Perth's property market has not paused for breath. The Western Australian median house price sits at approximately $680,000 as of mid-2026, up from around $550,000 just two years ago, and first-home buyers are increasingly being squeezed to the city's northern and outer-southern edges in a scramble to find something — anything — under $600,000. The pressure is real, it is structural, and it shows no signs of easing before the spring selling season.
Three forces are colliding at once. Migration into Western Australia accelerated sharply after 2023, driven largely by iron ore and lithium sector hiring across the Pilbara and in Perth's own CBD service economy. The rental vacancy rate has been stuck below one percent since late 2024, pushing renters who can scrape together a deposit into the purchase market earlier than they planned. And the state government's land release pipeline has simply not kept pace with demand, particularly in established corridors where infrastructure already exists.

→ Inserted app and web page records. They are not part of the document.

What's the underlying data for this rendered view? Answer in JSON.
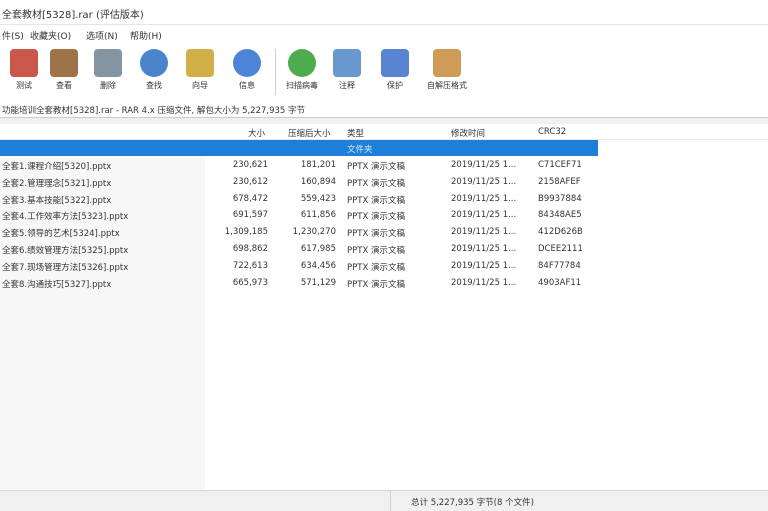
{
  "window": {
    "title": "全套教材[5328].rar (评估版本)"
  },
  "menu": {
    "items": [
      "件(S)",
      "收藏夹(O)",
      "选项(N)",
      "帮助(H)"
    ]
  },
  "toolbar": {
    "buttons": [
      {
        "label": "测试",
        "icon": "test-icon",
        "color": "#c0392b"
      },
      {
        "label": "查看",
        "icon": "book-icon",
        "color": "#8e5a2a"
      },
      {
        "label": "删除",
        "icon": "trash-icon",
        "color": "#6f8190"
      },
      {
        "label": "查找",
        "icon": "magnifier-icon",
        "color": "#2d6fc2"
      },
      {
        "label": "向导",
        "icon": "wand-icon",
        "color": "#c9a227"
      },
      {
        "label": "信息",
        "icon": "info-icon",
        "color": "#2f6fd0"
      },
      {
        "label": "扫描病毒",
        "icon": "virus-scan-icon",
        "color": "#2e9e2e"
      },
      {
        "label": "注释",
        "icon": "comment-icon",
        "color": "#4f86c6"
      },
      {
        "label": "保护",
        "icon": "shield-icon",
        "color": "#3b6fc9"
      },
      {
        "label": "自解压格式",
        "icon": "sfx-icon",
        "color": "#c8893a"
      }
    ]
  },
  "address": {
    "text": "功能培训全套教材[5328].rar - RAR 4.x 压缩文件, 解包大小为 5,227,935 字节"
  },
  "columns": {
    "size": "大小",
    "packed": "压缩后大小",
    "type": "类型",
    "modified": "修改时间",
    "crc": "CRC32"
  },
  "parent_row": {
    "type": "文件夹"
  },
  "files": [
    {
      "name": "全套1.课程介绍[5320].pptx",
      "size": "230,621",
      "packed": "181,201",
      "type": "PPTX 演示文稿",
      "modified": "2019/11/25 1...",
      "crc": "C71CEF71"
    },
    {
      "name": "全套2.管理理念[5321].pptx",
      "size": "230,612",
      "packed": "160,894",
      "type": "PPTX 演示文稿",
      "modified": "2019/11/25 1...",
      "crc": "2158AFEF"
    },
    {
      "name": "全套3.基本技能[5322].pptx",
      "size": "678,472",
      "packed": "559,423",
      "type": "PPTX 演示文稿",
      "modified": "2019/11/25 1...",
      "crc": "B9937884"
    },
    {
      "name": "全套4.工作效率方法[5323].pptx",
      "size": "691,597",
      "packed": "611,856",
      "type": "PPTX 演示文稿",
      "modified": "2019/11/25 1...",
      "crc": "84348AE5"
    },
    {
      "name": "全套5.领导的艺术[5324].pptx",
      "size": "1,309,185",
      "packed": "1,230,270",
      "type": "PPTX 演示文稿",
      "modified": "2019/11/25 1...",
      "crc": "412D626B"
    },
    {
      "name": "全套6.绩效管理方法[5325].pptx",
      "size": "698,862",
      "packed": "617,985",
      "type": "PPTX 演示文稿",
      "modified": "2019/11/25 1...",
      "crc": "DCEE2111"
    },
    {
      "name": "全套7.现场管理方法[5326].pptx",
      "size": "722,613",
      "packed": "634,456",
      "type": "PPTX 演示文稿",
      "modified": "2019/11/25 1...",
      "crc": "84F77784"
    },
    {
      "name": "全套8.沟通技巧[5327].pptx",
      "size": "665,973",
      "packed": "571,129",
      "type": "PPTX 演示文稿",
      "modified": "2019/11/25 1...",
      "crc": "4903AF11"
    }
  ],
  "status": {
    "total": "总计 5,227,935 字节(8 个文件)"
  }
}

Where Buyers Are Actually Looking
The City of Wanneroo and the City of Joondalup have absorbed most of the first-home buyer traffic in the northern corridor. Suburbs like Alkimos, Eglinton and Yanchep — all sitting on the Metronet extension opened to Yanchep Station in late 2024 — were attracting median prices around $520,000 to $560,000 for a standard four-by-two on a 400-square-metre block as of June this year. That is still a stretch for a couple on combined wages of $130,000, but it is roughly $150,000 cheaper than comparable stock in Balga or Mirrabooka, which have themselves moved hard in the past 18 months.
In the south, Byford and Mundijong in the Serpentine-Jarrahdale local government area are pulling similar buyer profiles. The Byford Rail Extension, now under active construction, has lifted developer confidence and brought new estates to market along Abernethy Road and the Tonkin Highway corridor. Prices there are hovering around $490,000 to $530,000, though land-only lots in some estates have jumped 20 percent since January 2025.

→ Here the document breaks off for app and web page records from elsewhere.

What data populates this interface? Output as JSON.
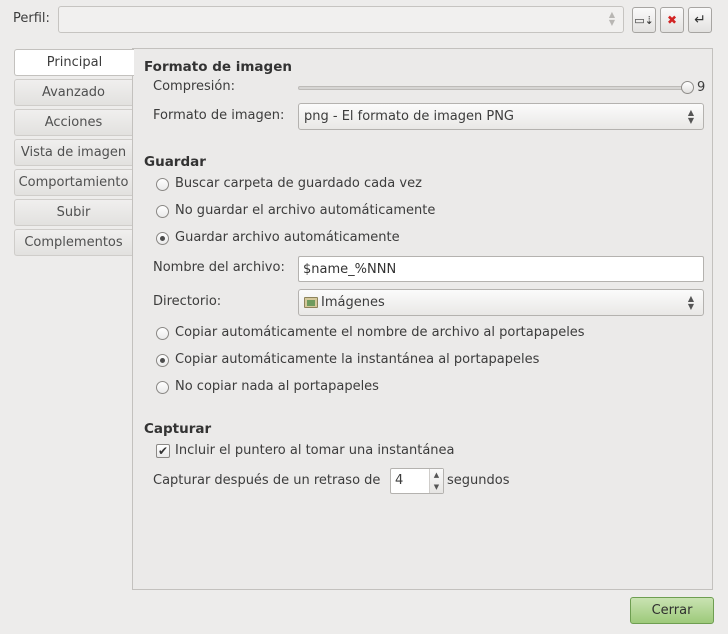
{
  "profile": {
    "label": "Perfil:",
    "value": ""
  },
  "toolbar": {
    "export_icon": "export-profile-icon",
    "delete_icon": "delete-profile-icon",
    "apply_icon": "apply-profile-icon"
  },
  "tabs": [
    {
      "label": "Principal",
      "active": true
    },
    {
      "label": "Avanzado",
      "active": false
    },
    {
      "label": "Acciones",
      "active": false
    },
    {
      "label": "Vista de imagen",
      "active": false
    },
    {
      "label": "Comportamiento",
      "active": false
    },
    {
      "label": "Subir",
      "active": false
    },
    {
      "label": "Complementos",
      "active": false
    }
  ],
  "image_format": {
    "title": "Formato de imagen",
    "compression_label": "Compresión:",
    "compression_value": "9",
    "compression_max": 9,
    "format_label": "Formato de imagen:",
    "format_value": "png - El formato de imagen PNG"
  },
  "save": {
    "title": "Guardar",
    "options": [
      {
        "label": "Buscar carpeta de guardado cada vez",
        "checked": false
      },
      {
        "label": "No guardar el archivo automáticamente",
        "checked": false
      },
      {
        "label": "Guardar archivo automáticamente",
        "checked": true
      }
    ],
    "filename_label": "Nombre del archivo:",
    "filename_value": "$name_%NNN",
    "directory_label": "Directorio:",
    "directory_value": "Imágenes",
    "clipboard_options": [
      {
        "label": "Copiar automáticamente el nombre de archivo al portapapeles",
        "checked": false
      },
      {
        "label": "Copiar automáticamente la instantánea al portapapeles",
        "checked": true
      },
      {
        "label": "No copiar nada al portapapeles",
        "checked": false
      }
    ]
  },
  "capture": {
    "title": "Capturar",
    "include_pointer_label": "Incluir el puntero al tomar una instantánea",
    "include_pointer_checked": true,
    "delay_label": "Capturar después de un retraso de",
    "delay_value": "4",
    "delay_unit": "segundos"
  },
  "footer": {
    "close_label": "Cerrar"
  },
  "colors": {
    "accent_button": "#9dca7a",
    "delete_icon": "#d22424"
  }
}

The HomeStart WA scheme, administered through the Department of Communities, remains the primary lifeline for buyers who cannot reach the standard 10 to 20 percent deposit threshold. The First Home Owner Grant of $10,000 applies to new builds valued under $750,000, and the WA government's shared equity program — Keystart — allows eligible buyers to enter with as little as a two percent deposit on selected properties. Keystart's income limits were last adjusted in March 2026, lifting the single-applicant threshold to $105,000 annually, which opened the door for more essential-service workers and retail employees who had previously been locked out.

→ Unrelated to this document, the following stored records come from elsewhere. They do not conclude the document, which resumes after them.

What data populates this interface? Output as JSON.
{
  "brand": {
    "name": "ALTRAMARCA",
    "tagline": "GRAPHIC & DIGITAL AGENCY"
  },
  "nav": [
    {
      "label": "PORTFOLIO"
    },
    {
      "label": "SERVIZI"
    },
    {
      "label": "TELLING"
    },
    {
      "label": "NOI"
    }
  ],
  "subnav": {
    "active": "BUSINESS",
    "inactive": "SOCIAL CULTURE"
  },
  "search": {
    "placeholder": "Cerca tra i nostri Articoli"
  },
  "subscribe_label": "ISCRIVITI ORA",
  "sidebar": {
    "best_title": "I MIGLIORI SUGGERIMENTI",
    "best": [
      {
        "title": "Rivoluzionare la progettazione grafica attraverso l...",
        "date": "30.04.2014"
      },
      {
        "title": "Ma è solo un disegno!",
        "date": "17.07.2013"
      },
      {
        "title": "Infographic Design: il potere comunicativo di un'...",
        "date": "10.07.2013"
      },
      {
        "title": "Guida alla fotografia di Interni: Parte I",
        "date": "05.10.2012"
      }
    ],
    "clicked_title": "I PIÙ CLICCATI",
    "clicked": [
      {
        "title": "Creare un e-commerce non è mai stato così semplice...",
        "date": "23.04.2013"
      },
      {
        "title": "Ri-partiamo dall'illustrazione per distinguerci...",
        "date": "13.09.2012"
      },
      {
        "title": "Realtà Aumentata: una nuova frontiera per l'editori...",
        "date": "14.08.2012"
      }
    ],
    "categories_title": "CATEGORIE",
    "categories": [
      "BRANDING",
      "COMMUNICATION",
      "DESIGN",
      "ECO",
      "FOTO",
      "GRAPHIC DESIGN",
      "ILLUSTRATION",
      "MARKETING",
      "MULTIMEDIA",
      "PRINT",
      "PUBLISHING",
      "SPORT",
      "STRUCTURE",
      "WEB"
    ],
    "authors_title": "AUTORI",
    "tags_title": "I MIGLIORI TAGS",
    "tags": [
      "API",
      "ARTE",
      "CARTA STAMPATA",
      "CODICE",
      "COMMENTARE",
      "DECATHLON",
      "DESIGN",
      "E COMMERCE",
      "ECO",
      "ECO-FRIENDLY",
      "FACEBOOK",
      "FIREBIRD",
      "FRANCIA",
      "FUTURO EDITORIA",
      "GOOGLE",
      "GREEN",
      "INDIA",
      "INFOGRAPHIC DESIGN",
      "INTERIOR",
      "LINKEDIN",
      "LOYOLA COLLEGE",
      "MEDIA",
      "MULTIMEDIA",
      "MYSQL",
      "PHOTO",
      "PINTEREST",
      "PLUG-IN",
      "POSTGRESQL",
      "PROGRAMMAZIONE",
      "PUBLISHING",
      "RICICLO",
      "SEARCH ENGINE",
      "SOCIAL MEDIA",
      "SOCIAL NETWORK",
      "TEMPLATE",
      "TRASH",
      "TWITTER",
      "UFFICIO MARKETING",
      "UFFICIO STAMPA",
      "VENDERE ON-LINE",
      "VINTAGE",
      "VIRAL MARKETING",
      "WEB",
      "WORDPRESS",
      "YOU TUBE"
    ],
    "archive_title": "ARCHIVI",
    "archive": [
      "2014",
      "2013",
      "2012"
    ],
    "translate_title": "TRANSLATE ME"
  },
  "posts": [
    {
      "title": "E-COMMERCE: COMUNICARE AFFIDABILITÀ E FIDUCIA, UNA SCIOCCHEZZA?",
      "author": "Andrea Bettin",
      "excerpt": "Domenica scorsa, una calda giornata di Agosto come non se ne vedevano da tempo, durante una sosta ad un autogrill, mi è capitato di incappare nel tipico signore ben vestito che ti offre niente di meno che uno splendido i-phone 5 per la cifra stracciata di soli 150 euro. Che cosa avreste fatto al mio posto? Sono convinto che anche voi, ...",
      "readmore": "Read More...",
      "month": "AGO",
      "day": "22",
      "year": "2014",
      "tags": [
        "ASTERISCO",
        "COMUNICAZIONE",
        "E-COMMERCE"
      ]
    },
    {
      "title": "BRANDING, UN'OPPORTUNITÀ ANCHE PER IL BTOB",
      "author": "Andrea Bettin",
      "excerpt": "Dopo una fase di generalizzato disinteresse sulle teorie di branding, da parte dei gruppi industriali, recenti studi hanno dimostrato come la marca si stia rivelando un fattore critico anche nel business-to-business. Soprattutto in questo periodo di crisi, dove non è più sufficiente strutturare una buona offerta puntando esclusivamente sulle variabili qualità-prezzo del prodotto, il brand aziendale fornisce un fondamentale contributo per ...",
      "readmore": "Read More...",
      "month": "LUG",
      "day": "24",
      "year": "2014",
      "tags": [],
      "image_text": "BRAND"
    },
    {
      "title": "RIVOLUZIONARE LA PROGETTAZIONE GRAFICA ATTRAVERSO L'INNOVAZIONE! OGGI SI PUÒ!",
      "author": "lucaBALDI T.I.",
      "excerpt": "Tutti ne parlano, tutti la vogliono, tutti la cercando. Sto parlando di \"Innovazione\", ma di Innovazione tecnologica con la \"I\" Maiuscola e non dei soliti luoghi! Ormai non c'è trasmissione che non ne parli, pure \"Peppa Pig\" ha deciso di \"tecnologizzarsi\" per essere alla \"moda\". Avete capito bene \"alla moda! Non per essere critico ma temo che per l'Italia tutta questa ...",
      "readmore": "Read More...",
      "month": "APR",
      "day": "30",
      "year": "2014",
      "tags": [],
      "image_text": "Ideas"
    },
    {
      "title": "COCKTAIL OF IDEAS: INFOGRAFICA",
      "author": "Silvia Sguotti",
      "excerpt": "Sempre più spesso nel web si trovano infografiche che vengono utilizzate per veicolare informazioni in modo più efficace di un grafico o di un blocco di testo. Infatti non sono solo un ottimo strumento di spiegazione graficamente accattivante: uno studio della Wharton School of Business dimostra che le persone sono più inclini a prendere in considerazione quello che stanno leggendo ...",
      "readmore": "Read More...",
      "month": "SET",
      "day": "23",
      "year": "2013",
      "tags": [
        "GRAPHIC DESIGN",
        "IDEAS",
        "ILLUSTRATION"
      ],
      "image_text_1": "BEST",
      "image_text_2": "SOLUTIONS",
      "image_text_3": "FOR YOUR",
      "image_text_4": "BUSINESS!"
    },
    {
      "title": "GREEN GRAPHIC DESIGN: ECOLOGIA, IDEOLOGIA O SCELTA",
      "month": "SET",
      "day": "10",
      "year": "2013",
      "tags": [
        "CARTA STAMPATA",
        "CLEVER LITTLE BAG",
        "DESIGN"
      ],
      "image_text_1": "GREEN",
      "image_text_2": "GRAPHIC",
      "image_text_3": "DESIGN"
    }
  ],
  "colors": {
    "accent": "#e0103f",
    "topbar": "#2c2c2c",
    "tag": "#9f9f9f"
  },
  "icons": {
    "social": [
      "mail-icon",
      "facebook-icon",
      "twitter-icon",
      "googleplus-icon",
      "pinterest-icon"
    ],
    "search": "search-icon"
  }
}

What Buyers Need to Do Before They Sign Anything
Get pre-approval sorted before attending any open home. This sounds basic, but mortgage brokers affiliated with the Mortgage and Finance Association of Australia's WA chapter report that a significant share of first-home inquiries in 2026 are still coming from buyers without a clear borrowing capacity figure. In a market where properties in Ellenbrook and The Vines are receiving five to eight offers on the first weekend of listing, turning up unfinanced is effectively handing the property to someone else.
Buyers should also look hard at the differences between house-and-land packages and established homes. A new build in a northern corridor estate locks in today's land price, attracts the first-home owner grant, and may qualify for the federal government's Help to Buy shared equity scheme — expected to have more funded places allocated in the October 2026 federal budget. But build times of 18 to 24 months, combined with construction cost increases that have added $40,000 to $60,000 to standard builds since 2022, mean the final cost is rarely what the sales brochure says.
The established market moves faster but offers more certainty on timing. A three-bedroom brick-and-tile home in Girrawheen or Koondoola — both within 20 kilometres of the CBD — can still be found under $550,000, though stock turns over quickly. Buyers willing to do cosmetic work are finding the best value there. The window will not stay open indefinitely.